Valleyheart’s style is a complementary mix of alt-rock, arena rock, and hints of post-hardcore. Guitars are often reverb-laden; vocals are aggressive yet catchy; the rhythmic pulse is typically what you’d expect of high-octane modern rock acts.
“Heaven & Hell” opens the album, and it’s certainly one of the more restrained tracks on the record. Guitar lines are doused in flanger as vocalist/guitarist laments his wrongdoings. “In Your great big house of many rooms, is there any room for me?” The end of the track coalesces into a wall of sound, hinting at what’s to come on following tracks.
“Friends in the Foyer” and “Crave” are an amazing pair of tracks which add a bit more aggression into the mix. The lyrics themes of guilt and regret carry through both of these tracks, though Klein’s poetry never seems to falter as he presents us with moving lines like, “As of lately, yes, I haven’t felt like myself at all, and in the moments of my weakness now I barely feel the fall. And all the time spent chasing shadows of some greater thrill, could I find contentment in just being still?” Overall, these two songs make for a very strong start to the album.
“Dissolve”, is one of the strongest tracks in terms of rhythm. The lyrics center around exhaustion, futility, and doubt (seemingly based around Ecclesiastes). The pensive center of the track is uncomfortably vulnerable before exploding into an incredible close.

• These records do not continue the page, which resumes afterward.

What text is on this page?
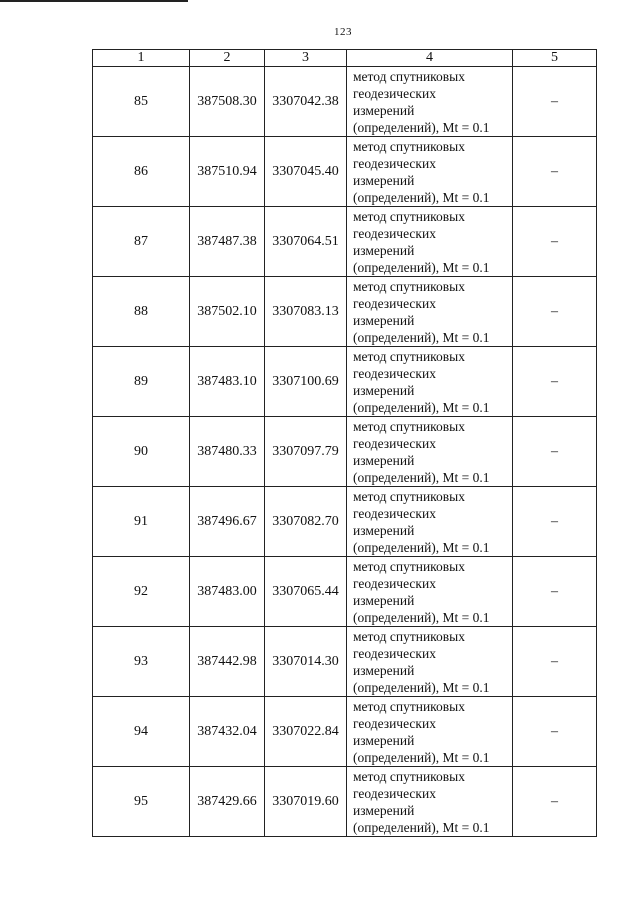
123
1	2	3	4	5
85	387508.30	3307042.38	метод спутниковых
геодезических
измерений
(определений), Mt = 0.1	–
86	387510.94	3307045.40	метод спутниковых
геодезических
измерений
(определений), Mt = 0.1	–
87	387487.38	3307064.51	метод спутниковых
геодезических
измерений
(определений), Mt = 0.1	–
88	387502.10	3307083.13	метод спутниковых
геодезических
измерений
(определений), Mt = 0.1	–
89	387483.10	3307100.69	метод спутниковых
геодезических
измерений
(определений), Mt = 0.1	–
90	387480.33	3307097.79	метод спутниковых
геодезических
измерений
(определений), Mt = 0.1	–
91	387496.67	3307082.70	метод спутниковых
геодезических
измерений
(определений), Mt = 0.1	–
92	387483.00	3307065.44	метод спутниковых
геодезических
измерений
(определений), Mt = 0.1	–
93	387442.98	3307014.30	метод спутниковых
геодезических
измерений
(определений), Mt = 0.1	–
94	387432.04	3307022.84	метод спутниковых
геодезических
измерений
(определений), Mt = 0.1	–
95	387429.66	3307019.60	метод спутниковых
геодезических
измерений
(определений), Mt = 0.1	–
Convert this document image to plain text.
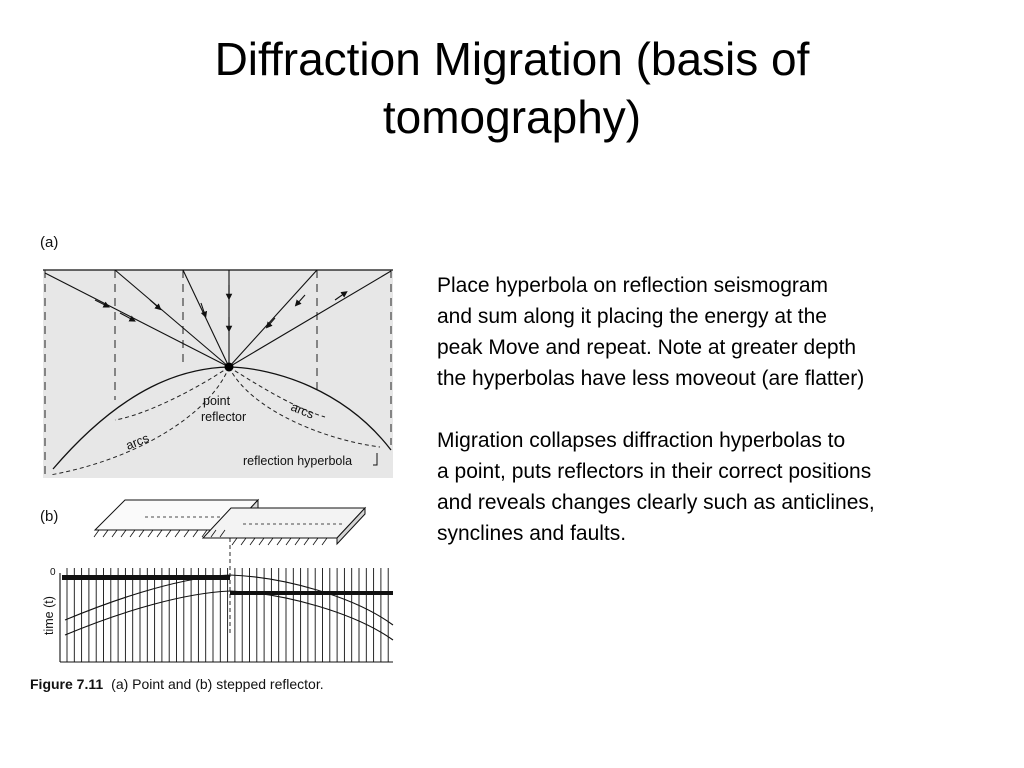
Diffraction Migration (basis of tomography)

Place hyperbola on reflection seismogram
and sum along it placing the energy at the
peak Move and repeat. Note at greater depth
the hyperbolas have less moveout (are flatter)

Migration collapses diffraction hyperbolas to
a point, puts reflectors in their correct positions
and reveals changes clearly such as anticlines,
synclines and faults.

(a)
point reflector
arcs
arcs
reflection hyperbola
(b)
0
time (t)
Figure 7.11 (a) Point and (b) stepped reflector.
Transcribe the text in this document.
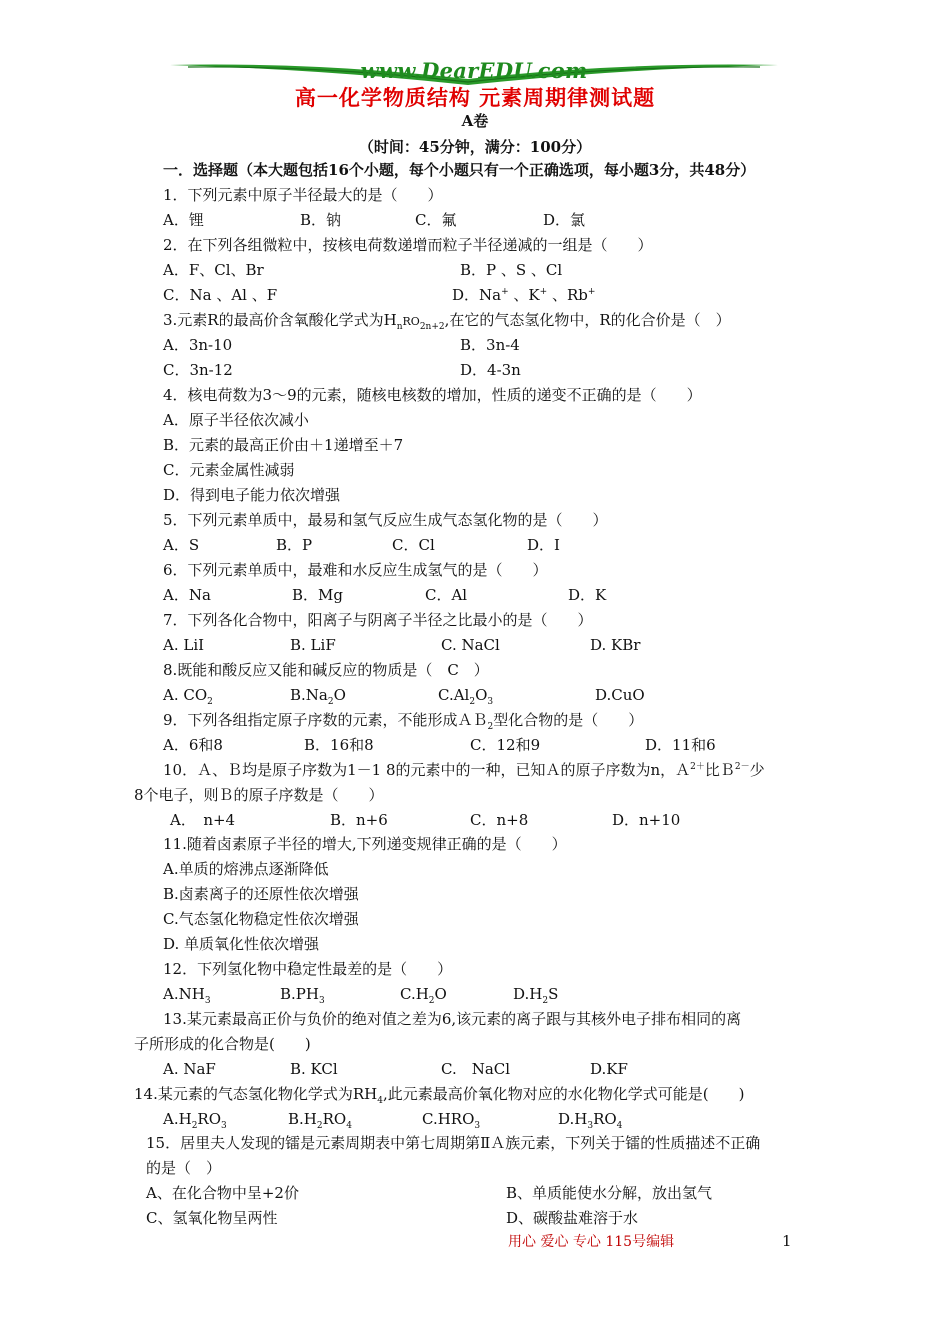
www.DearEDU.com
高一化学物质结构 元素周期律测试题
A卷
（时间：45分钟，满分：100分）
一．选择题（本大题包括16个小题，每个小题只有一个正确选项，每小题3分，共48分）
1．下列元素中原子半径最大的是（　　）
A．锂	B．钠	C．氟	D．氯
2．在下列各组微粒中，按核电荷数递增而粒子半径递减的一组是（　　）
A．F、Cl、Br	B．P 、S 、Cl
C．Na 、Al 、F	D．Na+ 、K+ 、Rb+
3.元素R的最高价含氧酸化学式为$H_nRO_{2n+2}$,在它的气态氢化物中，R的化合价是（　）
A．3n-10	B．3n-4
C．3n-12	D．4-3n
4．核电荷数为3～9的元素，随核电核数的增加，性质的递变不正确的是（　　）
A．原子半径依次减小
B．元素的最高正价由＋1递增至＋7
C．元素金属性减弱
D．得到电子能力依次增强
5．下列元素单质中，最易和氢气反应生成气态氢化物的是（　　）
A．S	B．P	C．Cl	D．I
6．下列元素单质中，最难和水反应生成氢气的是（　　）
A．Na	B．Mg	C．Al	D．K
7．下列各化合物中，阳离子与阴离子半径之比最小的是（　　）
A. LiI	B. LiF	C. NaCl	D. KBr
8.既能和酸反应又能和碱反应的物质是（　C　）
A. $CO_2$	$B.Na_2O$	$C.Al_2O_3$	D.CuO
9．下列各组指定原子序数的元素，不能形成ＡＢ$_2$型化合物的是（　　）
A．6和8	B．16和8	C．12和9	D．11和6
10．Ａ、Ｂ均是原子序数为1－1 8的元素中的一种，已知Ａ的原子序数为n，Ａ$^{2+}$比Ｂ$^{2-}$少
8个电子，则Ｂ的原子序数是（　　）
A．　n+4	B．n+6	C．n+8	D．n+10
11.随着卤素原子半径的增大,下列递变规律正确的是（　　）
A.单质的熔沸点逐渐降低
B.卤素离子的还原性依次增强
C.气态氢化物稳定性依次增强
D. 单质氧化性依次增强
12．下列氢化物中稳定性最差的是（　　）
$A.NH_3$	$B.PH_3$	$C.H_2O$	$D.H_2S$
13.某元素最高正价与负价的绝对值之差为6,该元素的离子跟与其核外电子排布相同的离
子所形成的化合物是(　　)
A. NaF	B. KCl	C.　NaCl	D.KF
14.某元素的气态氢化物化学式为$RH_4$,此元素最高价氧化物对应的水化物化学式可能是(　　)
$A.H_2RO_3$	$B.H_2RO_4$	$C.HRO_3$	$D.H_3RO_4$
15．居里夫人发现的镭是元素周期表中第七周期第ⅡＡ族元素，下列关于镭的性质描述不正确
的是（　）
A、在化合物中呈+2价	B、单质能使水分解，放出氢气
C、氢氧化物呈两性	D、碳酸盐难溶于水
用心 爱心 专心 115号编辑	1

“Drowned in Living Waters” is certainly my favorite track on the album. The lyrics are as honest as ever. “How do I beat this? How do I win? The voice of the prophets, I hear them again. They say, ‘Man, what has happened? You lost and prodigal son. You to be an example. You used to bear the mark of His love.'” The song is repentant and humble, and the instruments complement the mood incredibly well.
“Communion” and “Paradisum” are another strong pair, this time working to close out the album. The former is laced with falsetto; the latter builds upon the foundation of “Jesus Loves Me”, but adds a couple twists (replacing “little ones” with “broken ones”, for starters) which places the song in an adult context and ultimately serves as reminder that our need for grace is not diminished by our age. It’s the end of the prodigal narrative at play on the album.
Other tracks each have their strengths as well. “Agnosia” shows guitars oscillating between palm-muted power chords and spiraling ambiance. “Maryland” shows bright instrumentals which are juxtaposed by heavier sections. “Intangible Dreams” tackles the corruption of prosperity preachers.
Overall, Everyone I’ve Ever Loved is a moving and refreshing album for those burdened with guilt, doubt, and pain. It tackles our own shortcomings. It reminds us how we fail ourselves and those around us. It presents us with boundless grace that calls us home. It never feels cliché or dilettante; production is strong, instrumentation is tight and diverse, and there’s plenty to love for fans of both indie and punk here. Don’t sleep on this band – as this is likely a late entry to many “best of 2018” lists.